No. Ni Roma bajo los emperadores militares.

Ni antes en los excesos de sus más brutales tiranos.

Ni en la historia moderna la Inglaterra durante sus despotismos religiosos; la Francia durante sus reinados criminales; la España durante la hoguera, ofrecen el cuadro de una sociedad entera en la horrible situación de Buenos Aires, en los meses que describimos, en 1840.

Los tiranos en todas partes han perseguido un partido, una idea. Pero en ninguna han perseguido a la sociedad con una pequeñísima parte de la sociedad misma.

Las proscripciones pegadas en la puerta del senado romano hacían saber siquiera quiénes eran los que estaban bajo el anatema del odio o la venganza.

Pero en Buenos Aires ninguno era señalado, y todos estaban bajo el anatema.

La hoguera inglesa no hizo menos estrago que la española. Pero cada hombre sabía, en las creencias religiosas que profesaba, cuál era el destino que le cabía.
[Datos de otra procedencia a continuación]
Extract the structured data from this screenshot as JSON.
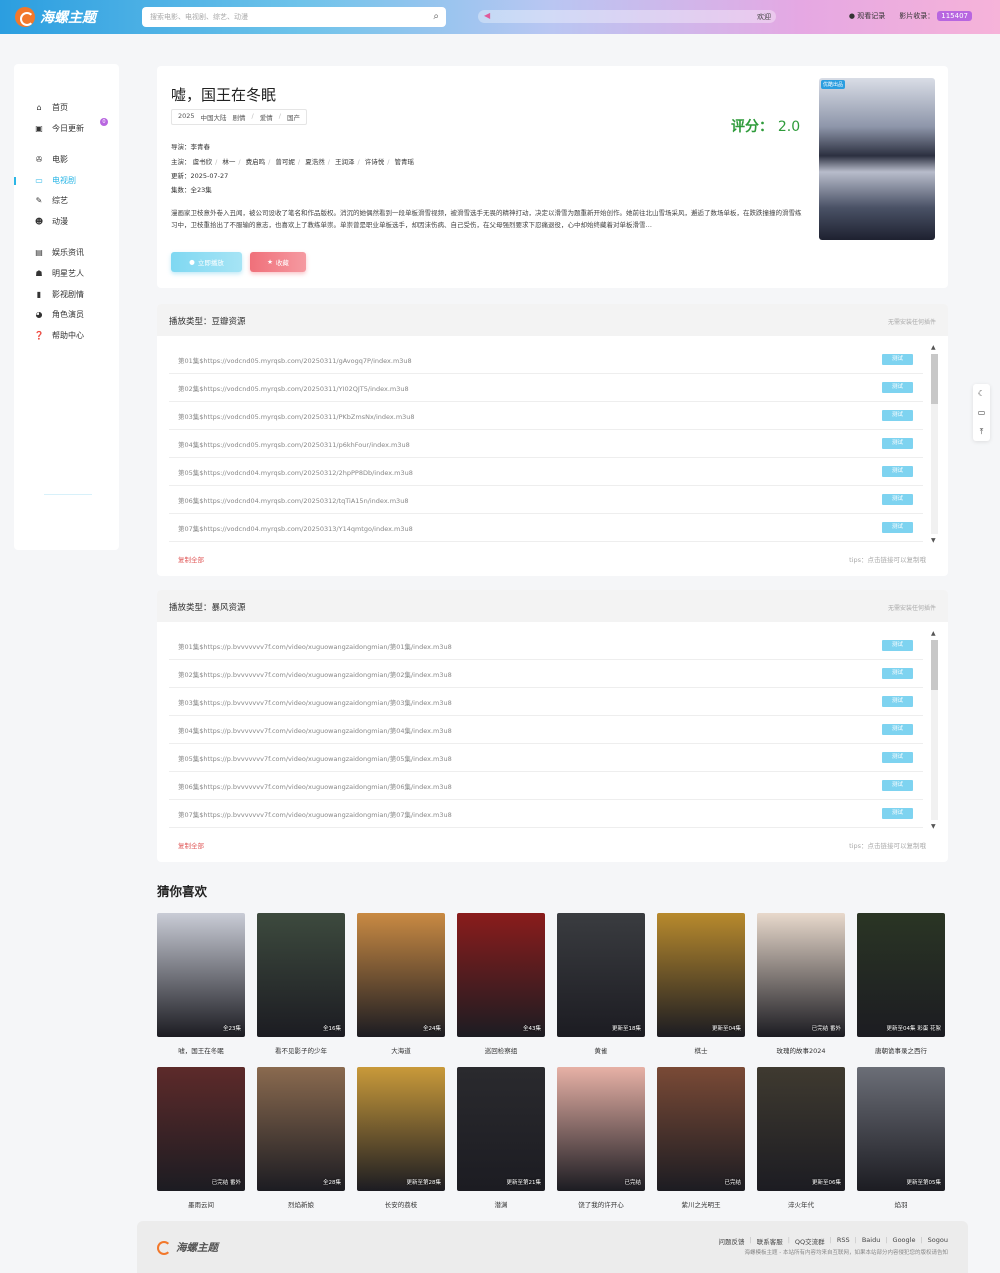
{
  "header": {
    "logo": "海螺主题",
    "search_placeholder": "搜索电影、电视剧、综艺、动漫",
    "notice": "欢迎",
    "history": "观看记录",
    "collect_label": "影片收录：",
    "collect_count": "115407"
  },
  "sidebar": {
    "items": [
      {
        "label": "首页",
        "icon": "home-icon"
      },
      {
        "label": "今日更新",
        "icon": "calendar-icon",
        "badge": "0"
      },
      {
        "label": "电影",
        "icon": "film-icon"
      },
      {
        "label": "电视剧",
        "icon": "tv-icon"
      },
      {
        "label": "综艺",
        "icon": "mic-icon"
      },
      {
        "label": "动漫",
        "icon": "cat-icon"
      },
      {
        "label": "娱乐资讯",
        "icon": "news-icon"
      },
      {
        "label": "明星艺人",
        "icon": "user-icon"
      },
      {
        "label": "影视剧情",
        "icon": "book-icon"
      },
      {
        "label": "角色演员",
        "icon": "mask-icon"
      },
      {
        "label": "帮助中心",
        "icon": "help-icon"
      }
    ]
  },
  "detail": {
    "title": "嘘，国王在冬眠",
    "tags": [
      "2025",
      "中国大陆",
      "剧情",
      "爱情",
      "国产"
    ],
    "score_label": "评分：",
    "score": "2.0",
    "director_label": "导演：",
    "director": "李青春",
    "cast_label": "主演：",
    "cast": [
      "虞书欣",
      "林一",
      "费启鸣",
      "曾可妮",
      "夏浩然",
      "王润泽",
      "许诗悦",
      "管青瑶"
    ],
    "update_label": "更新：",
    "update": "2025-07-27",
    "episodes_label": "集数：",
    "episodes": "全23集",
    "description": "漫画家卫枝意外卷入丑闻，被公司设收了笔名和作品版权。消沉的她偶然看到一段单板滑雪视频，被滑雪选手无畏的精神打动，决定以滑雪为题重新开始创作。她前往北山雪场采风，邂逅了数场单板，在跌跌撞撞的滑雪练习中，卫枝重拾出了不服输的意志，也喜欢上了教练单崇。单崇曾是职业单板选手，却因沫伤病、自己受伤，在父母强烈要求下忍痛退役，心中却始终藏着对单板滑雪…",
    "play_button": "立即播放",
    "fav_button": "收藏",
    "poster_tag": "优酷出品"
  },
  "sources": [
    {
      "title": "播放类型：豆瓣资源",
      "hint": "无需安装任何插件",
      "copy_all": "复制全部",
      "tips": "tips：点击链接可以复制哦",
      "test_label": "测试",
      "episodes": [
        "第01集$https://vodcnd05.myrqsb.com/20250311/gAvogq7P/index.m3u8",
        "第02集$https://vodcnd05.myrqsb.com/20250311/YI02QJT5/index.m3u8",
        "第03集$https://vodcnd05.myrqsb.com/20250311/PKbZmsNx/index.m3u8",
        "第04集$https://vodcnd05.myrqsb.com/20250311/p6khFour/index.m3u8",
        "第05集$https://vodcnd04.myrqsb.com/20250312/2hpPP8Db/index.m3u8",
        "第06集$https://vodcnd04.myrqsb.com/20250312/tqTiA15n/index.m3u8",
        "第07集$https://vodcnd04.myrqsb.com/20250313/Y14qmtgo/index.m3u8"
      ]
    },
    {
      "title": "播放类型：暴风资源",
      "hint": "无需安装任何插件",
      "copy_all": "复制全部",
      "tips": "tips：点击链接可以复制哦",
      "test_label": "测试",
      "episodes": [
        "第01集$https://p.bvvvvvvv7f.com/video/xuguowangzaidongmian/第01集/index.m3u8",
        "第02集$https://p.bvvvvvvv7f.com/video/xuguowangzaidongmian/第02集/index.m3u8",
        "第03集$https://p.bvvvvvvv7f.com/video/xuguowangzaidongmian/第03集/index.m3u8",
        "第04集$https://p.bvvvvvvv7f.com/video/xuguowangzaidongmian/第04集/index.m3u8",
        "第05集$https://p.bvvvvvvv7f.com/video/xuguowangzaidongmian/第05集/index.m3u8",
        "第06集$https://p.bvvvvvvv7f.com/video/xuguowangzaidongmian/第06集/index.m3u8",
        "第07集$https://p.bvvvvvvv7f.com/video/xuguowangzaidongmian/第07集/index.m3u8"
      ]
    }
  ],
  "recommend": {
    "title": "猜你喜欢",
    "items": [
      {
        "name": "嘘，国王在冬眠",
        "status": "全23集",
        "color": "#c9ccd6"
      },
      {
        "name": "看不见影子的少年",
        "status": "全16集",
        "color": "#3d4a3e"
      },
      {
        "name": "大海道",
        "status": "全24集",
        "color": "#c98a43"
      },
      {
        "name": "巡回检察组",
        "status": "全43集",
        "color": "#8a1c1c"
      },
      {
        "name": "黄雀",
        "status": "更新至18集",
        "color": "#3a3c40"
      },
      {
        "name": "棋士",
        "status": "更新至04集",
        "color": "#b88a2d"
      },
      {
        "name": "玫瑰的故事2024",
        "status": "已完结 番外",
        "color": "#e8d9cc"
      },
      {
        "name": "唐朝诡事录之西行",
        "status": "更新至04集 彩蛋 花絮",
        "color": "#2a3524"
      },
      {
        "name": "墨雨云间",
        "status": "已完结 番外",
        "color": "#5d2a2a"
      },
      {
        "name": "烈焰新娘",
        "status": "全28集",
        "color": "#8a6a4f"
      },
      {
        "name": "长安的荔枝",
        "status": "更新至第28集",
        "color": "#c99a3a"
      },
      {
        "name": "潜渊",
        "status": "更新至第21集",
        "color": "#2a2a2e"
      },
      {
        "name": "饶了我的许开心",
        "status": "已完结",
        "color": "#e7b1a6"
      },
      {
        "name": "紫川之光明王",
        "status": "已完结",
        "color": "#7a4a36"
      },
      {
        "name": "淬火年代",
        "status": "更新至06集",
        "color": "#3f3a30"
      },
      {
        "name": "焰羽",
        "status": "更新至第05集",
        "color": "#6b6e77"
      }
    ]
  },
  "footer": {
    "logo": "海螺主题",
    "links": [
      "问题反馈",
      "联系客服",
      "QQ交流群",
      "RSS",
      "Baidu",
      "Google",
      "Sogou"
    ],
    "copyright": "海螺模板主题 - 本站所有内容均来自互联网，如果本站部分内容侵犯您的版权请告知"
  }
}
En Buenos Aires no había más medio de poder conocer ese destino; no había otro camino que condujese a la seguridad personal que convertirse en asesino, para libertarse de ser víctima. Y no se crea que la palabra asesino es empleada como un concepto hiperbólico, sino que materialmente era preciso asociarse a lo más corrompido de la Mashorca, y tener el cuchillo en la mano, matando o pronto para matar.

En todas partes la adhesión moral a la causa del poder, por más brutal y tiránico que fuese, ha sido, naturalmente, una salvaguardia.

En Buenos Aires, no.

El antiguo federalista de principios, siempre que fuese honrado y moderado; el extranjero mismo, que no era, ni unitario, ni federal; el hombre pacífico y laborioso que no había sentido jamás una opinión política; la mujer, el joven, el adolescente, puede decirse, todos, todos, todos estaban envueltos, estaban comprendidos en la misma sentencia universal: o ser facinerosos o ser víctimas.